Zamorski no planteaba otra posibilidad: que un miembro de su propia brigada hubiera eliminado al traficante por una razón u otra. Después de todo, Gina, la prostituta testigo del asesinato, había hablado de un sacerdote. Una vez más, imaginaba al nuncio con una automática en la mano. La imagen era cada vez más nítida.

Recapitulé:

—De modo que todo eso no es más que una pista adicional. Los Siervos se concentran sobre todo en los Sin Luz, ¿correcto?

—Correcto. Para ellos, nada puede reemplazar la confesión de aquel o aquella que ha «visto» al diablo.

—¿Alguien como Manon?

Los ojos de acero de Zamorski se posaron sobre mí.

—Seguimos sin saber si Manon vivió una verdadera experiencia negativa —murmuró.

—Para saberlo, tendría que recuperar la memoria.

—O jugar limpio.

—¿Cree que miente? ¿Que simula la amnesia?

—Eso tendrás que decírmelo tú. Se supone que ibas a interrogarla.

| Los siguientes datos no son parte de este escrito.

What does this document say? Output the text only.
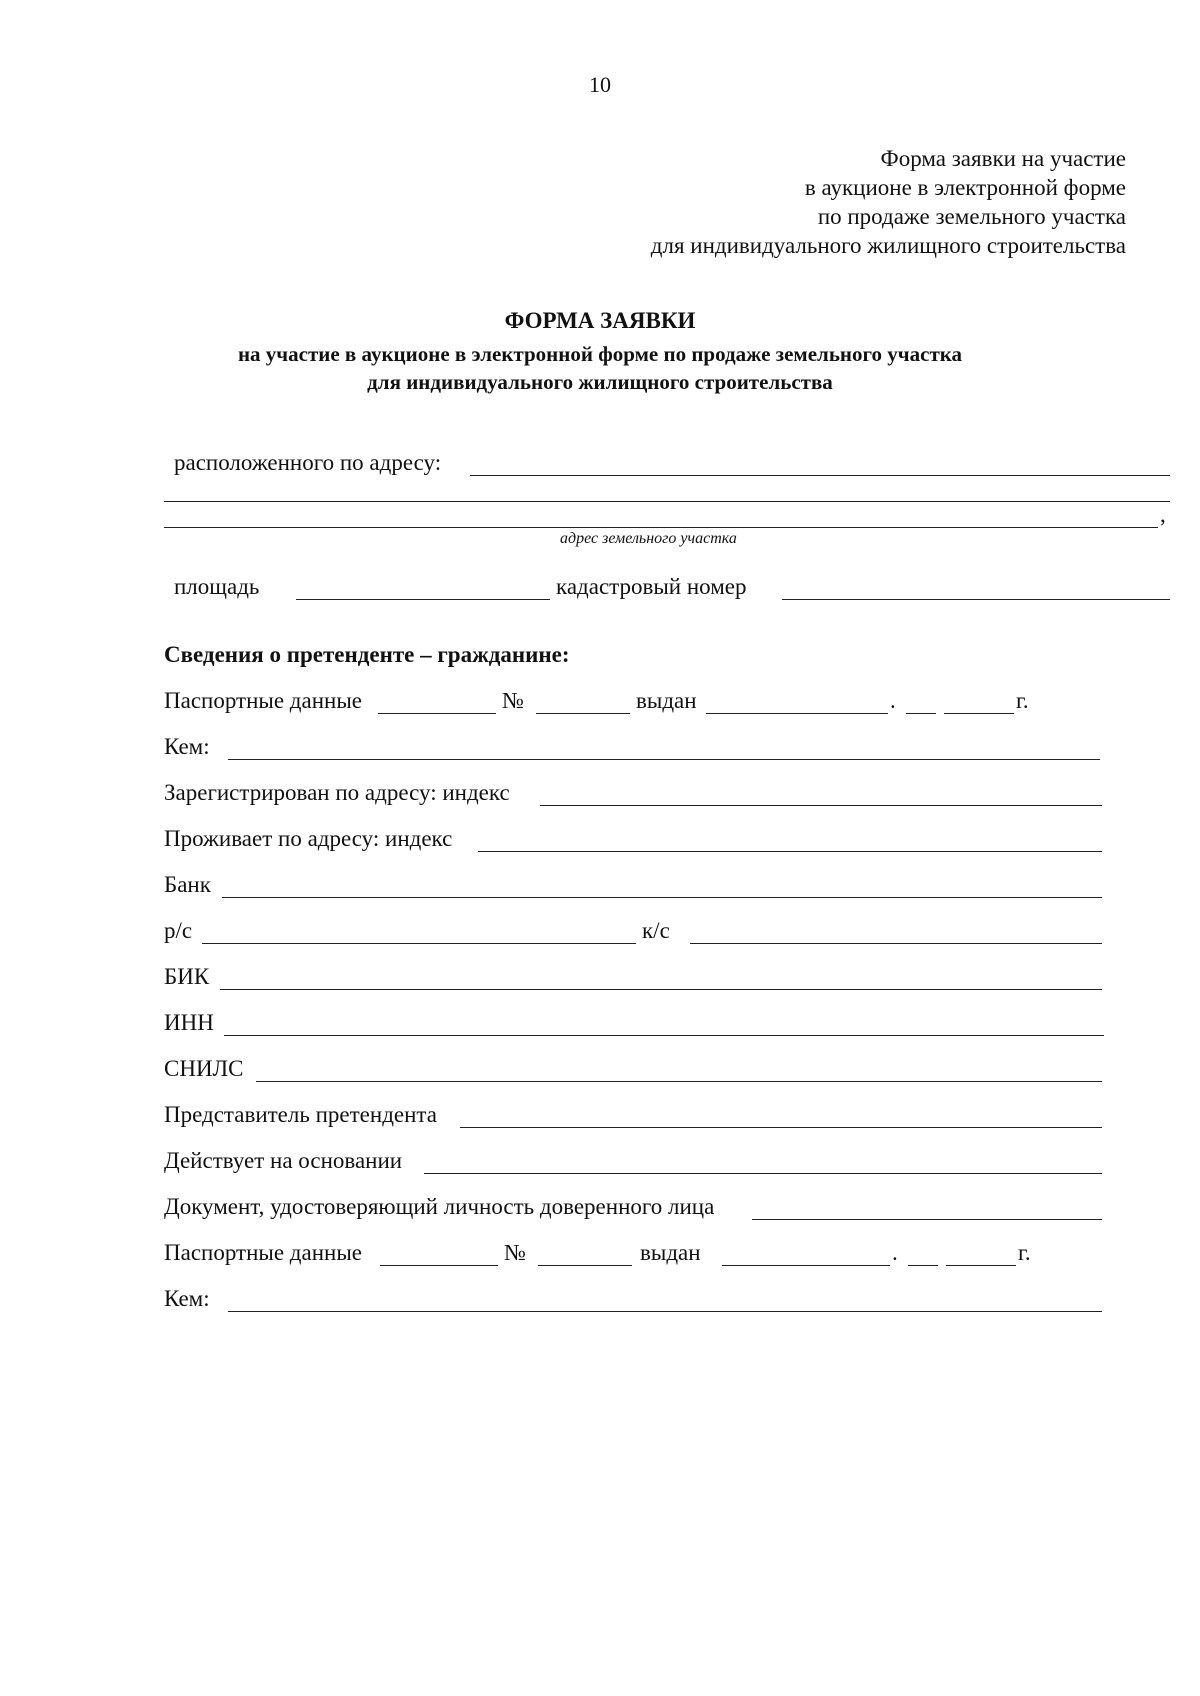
10
Форма заявки на участие
в аукционе в электронной форме
по продаже земельного участка
для индивидуального жилищного строительства
ФОРМА ЗАЯВКИ
на участие в аукционе в электронной форме по продаже земельного участка
для индивидуального жилищного строительства
расположенного по адресу:
,
адрес земельного участка
площадь	кадастровый номер
Сведения о претенденте – гражданине:
Паспортные данные	№	выдан	.	г.
Кем:
Зарегистрирован по адресу: индекс
Проживает по адресу: индекс
Банк
р/с	к/с
БИК
ИНН
СНИЛС
Представитель претендента
Действует на основании
Документ, удостоверяющий личность доверенного лица
Паспортные данные	№	выдан	.	г.
Кем:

Su voz había cambiado. La autoridad se filtraba entre las palabras. Era la confirmación de una sospecha que albergaba desde mi llegada: a Zamorski, mi expediente le traía sin cuidado. Me había «importado» a Polonia solo para que tirara de la lengua a Manon. Para que me ganara una confianza que él nunca había podido conquistar.

—¿A qué estás jugando con Manon? —preguntó, repentinamente irritado—. Hace dos días que la eludes.

—¿Ha ordenado que me sigan?

—No hay secretos en este claustro. Repito mi pregunta. ¿A qué estás jugando? —Gritó de repente—. ¡La clave de la investigación se encuentra en el fondo de su memoria!

Retrocedí y miré fijamente el rosetón que dominaba el coro. El día gris hacía vibrar sus pétalos plateados.

—No se preocupe. Tengo mi estrategia.